Vivre en guerre

La triste réalité est que les guerres, comme tous les autres maux, ne viennent jamais seules : les instincts de tuer se répandent comme des pandémies. Avec le recul, la triste réalité est que l'humanité n'a jamais réussi à vivre ensemble en paix. L'histoire du monde est fondée sur la guerre. Nous la vivons. L'ère des technologies les plus avancées n'empêche pas les conflits armés graves. L'inquiétude suscitée par l'intelligence artificielle fait chaque jour des dizaines de victimes de la violence armée.
Nous vivons deux conflits graves, le conflit russo-ukrainien et le conflit israélo-hamasien, dont les images et les chiffres sont choquants. Quand cela va-t-il s'arrêter ? Nous nous demandons. Et la réponse n'est pas encourageante.
Alors que l'on s'interroge sans hâte sur la manière de les mettre à l'horizon, des alertes commencent à se faire jour sur d'anciens conflits inachevés et d'autres latents, dont les plus graves sont sans doute les revendications de la Chine sur Taïwan, entre les deux grandes puissances atomiques qui s'affrontent. La confrontation militaire amicale du Soudan, qui a commencé il y a huit mois et a été éclipsée par l'agression de la Russie contre l'Ukraine, continue de faire des victimes quotidiennes à Khartoum et dans d'autres villes.
De nombreux analystes internationaux ont à l'esprit la situation au Myanmar, l'ancienne Birmanie, où la dictature militaire au pouvoir est sur le point de se transformer en une véritable guerre civile entre la centaine de groupes ethniques qui divisent les soixante millions d'habitants du pays, qui sont pratiquement tous en guerre les uns contre les autres et dans leur ensemble contre la répression officielle qui ne contrôle plus la violence générale qui a englouti la majeure partie du territoire. L'échec de la faible tentative de démocratie menée par la combattante Aung San Suu Kyi, aujourd'hui en prison, et les gouvernements dictatoriaux qui ont suivi ne sont pas la solution. Le gouvernement clandestin d'unité nationale qui englobe l'alternative politique ne parvient pas à rassembler une opposition aussi diverse.

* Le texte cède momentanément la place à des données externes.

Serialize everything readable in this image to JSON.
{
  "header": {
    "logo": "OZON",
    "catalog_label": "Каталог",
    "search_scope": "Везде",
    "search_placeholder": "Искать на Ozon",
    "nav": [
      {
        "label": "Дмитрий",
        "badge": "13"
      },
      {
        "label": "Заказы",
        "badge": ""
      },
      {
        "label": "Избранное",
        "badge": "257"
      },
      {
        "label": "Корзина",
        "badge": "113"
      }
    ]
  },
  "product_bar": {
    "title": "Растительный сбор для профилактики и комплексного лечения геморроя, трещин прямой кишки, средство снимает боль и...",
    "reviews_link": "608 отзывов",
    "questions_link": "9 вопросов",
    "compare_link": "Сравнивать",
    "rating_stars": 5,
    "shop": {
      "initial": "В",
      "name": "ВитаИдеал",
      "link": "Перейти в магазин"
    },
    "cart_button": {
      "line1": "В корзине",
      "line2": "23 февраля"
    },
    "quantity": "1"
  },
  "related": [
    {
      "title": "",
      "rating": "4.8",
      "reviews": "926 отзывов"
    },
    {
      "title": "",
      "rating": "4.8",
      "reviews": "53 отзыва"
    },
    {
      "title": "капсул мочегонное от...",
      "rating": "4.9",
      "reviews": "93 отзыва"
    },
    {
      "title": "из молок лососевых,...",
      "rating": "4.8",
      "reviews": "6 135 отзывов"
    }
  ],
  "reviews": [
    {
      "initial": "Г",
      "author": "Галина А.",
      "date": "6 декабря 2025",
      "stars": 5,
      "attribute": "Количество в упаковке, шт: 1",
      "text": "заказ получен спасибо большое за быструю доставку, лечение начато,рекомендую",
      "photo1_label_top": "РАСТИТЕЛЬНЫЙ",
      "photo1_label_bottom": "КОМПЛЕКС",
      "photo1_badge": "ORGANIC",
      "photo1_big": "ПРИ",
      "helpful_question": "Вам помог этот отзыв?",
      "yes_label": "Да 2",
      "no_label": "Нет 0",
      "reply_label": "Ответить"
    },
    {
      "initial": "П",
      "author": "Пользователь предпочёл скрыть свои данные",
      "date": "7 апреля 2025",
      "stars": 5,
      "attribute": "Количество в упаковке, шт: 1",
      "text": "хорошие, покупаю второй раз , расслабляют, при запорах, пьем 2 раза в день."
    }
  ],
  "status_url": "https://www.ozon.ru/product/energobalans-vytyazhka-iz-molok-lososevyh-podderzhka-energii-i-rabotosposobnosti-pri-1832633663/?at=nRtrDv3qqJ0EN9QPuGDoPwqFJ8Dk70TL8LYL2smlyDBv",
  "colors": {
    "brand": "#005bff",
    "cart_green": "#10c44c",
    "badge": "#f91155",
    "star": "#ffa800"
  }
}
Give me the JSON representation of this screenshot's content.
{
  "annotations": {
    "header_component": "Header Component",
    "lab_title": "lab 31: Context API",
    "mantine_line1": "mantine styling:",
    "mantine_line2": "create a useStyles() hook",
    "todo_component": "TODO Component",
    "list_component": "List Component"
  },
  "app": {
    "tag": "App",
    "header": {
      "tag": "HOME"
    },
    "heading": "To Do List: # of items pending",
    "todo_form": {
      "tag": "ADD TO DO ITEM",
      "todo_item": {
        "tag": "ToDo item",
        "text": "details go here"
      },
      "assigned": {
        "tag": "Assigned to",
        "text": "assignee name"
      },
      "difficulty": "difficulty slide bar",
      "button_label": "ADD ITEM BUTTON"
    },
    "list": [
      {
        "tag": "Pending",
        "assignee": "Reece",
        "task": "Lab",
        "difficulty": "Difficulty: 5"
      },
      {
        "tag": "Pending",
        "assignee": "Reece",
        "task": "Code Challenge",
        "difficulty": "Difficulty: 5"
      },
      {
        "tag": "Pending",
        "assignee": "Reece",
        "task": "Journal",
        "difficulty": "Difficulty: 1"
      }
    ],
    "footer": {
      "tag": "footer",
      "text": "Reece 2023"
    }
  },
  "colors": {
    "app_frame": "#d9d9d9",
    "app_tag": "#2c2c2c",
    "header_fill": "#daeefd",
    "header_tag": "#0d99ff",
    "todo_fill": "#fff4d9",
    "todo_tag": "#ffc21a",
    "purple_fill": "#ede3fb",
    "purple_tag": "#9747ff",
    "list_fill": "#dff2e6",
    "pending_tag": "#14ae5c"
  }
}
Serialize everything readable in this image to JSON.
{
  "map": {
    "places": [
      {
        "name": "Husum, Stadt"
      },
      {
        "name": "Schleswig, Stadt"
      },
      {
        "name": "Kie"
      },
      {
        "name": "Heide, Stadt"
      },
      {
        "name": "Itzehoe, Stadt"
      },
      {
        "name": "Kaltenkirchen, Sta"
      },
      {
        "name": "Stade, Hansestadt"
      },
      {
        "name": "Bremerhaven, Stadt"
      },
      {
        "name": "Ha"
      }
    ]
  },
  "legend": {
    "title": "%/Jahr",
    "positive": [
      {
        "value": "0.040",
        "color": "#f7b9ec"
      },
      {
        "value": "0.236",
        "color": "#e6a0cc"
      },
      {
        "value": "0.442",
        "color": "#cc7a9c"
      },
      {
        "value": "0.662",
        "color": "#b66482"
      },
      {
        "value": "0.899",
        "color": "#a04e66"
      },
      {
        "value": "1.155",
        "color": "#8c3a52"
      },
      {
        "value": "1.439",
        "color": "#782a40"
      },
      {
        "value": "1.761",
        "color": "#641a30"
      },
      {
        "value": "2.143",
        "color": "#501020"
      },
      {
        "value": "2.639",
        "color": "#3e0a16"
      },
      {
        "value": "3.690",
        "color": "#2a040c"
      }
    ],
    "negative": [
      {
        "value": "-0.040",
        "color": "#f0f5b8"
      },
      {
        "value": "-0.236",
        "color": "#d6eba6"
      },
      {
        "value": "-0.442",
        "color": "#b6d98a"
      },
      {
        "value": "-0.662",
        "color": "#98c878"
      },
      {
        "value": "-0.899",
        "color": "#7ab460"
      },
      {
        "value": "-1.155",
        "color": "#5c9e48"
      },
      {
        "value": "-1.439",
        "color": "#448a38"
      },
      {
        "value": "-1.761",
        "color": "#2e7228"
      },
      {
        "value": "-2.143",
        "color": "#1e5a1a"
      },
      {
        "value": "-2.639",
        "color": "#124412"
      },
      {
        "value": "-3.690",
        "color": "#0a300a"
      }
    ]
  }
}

La guerre civile est inévitable, même si l'on ne sait pas qui combattra parmi les nombreux belligérants qui se préparent. En Asie, la situation est également tendue au Cachemire, région disputée entre l'Inde et le Pakistan, et en Inde même, face à la rébellion croissante des Sikhs, dont les cinq cents ans d'existence et plus de quarante millions de personnes sont en conflit avec les Hindous et les Musulmans. La guerre entre l'Arménie et l'Azerbaïdjan au sujet de l'enclave contestée du Haut-Karabakh a déjà éclaté. Non loin de là, les Népalais déclenchent un mouvement de reconquête de la monarchie, après le chaos généré par sa dissolution il y a treize ans, lorsque le dernier roi a été renversé par des rebelles trotskistes qui n'ont pas réussi à prendre le contrôle total du pouvoir.
En Amérique latine, les menaces à la paix ne manquent pas non plus. Nicolás Maduro, non content d'avoir mené le Venezuela à la ruine, tente aujourd'hui de distraire ses compatriotes avec un référendum sur l'annexion de la région de l'Esequiba, détenue par le Guyana depuis 180 ans, qu'il a remporté ce week-end sans aucune garantie et provoquant de fortes tensions dans la région.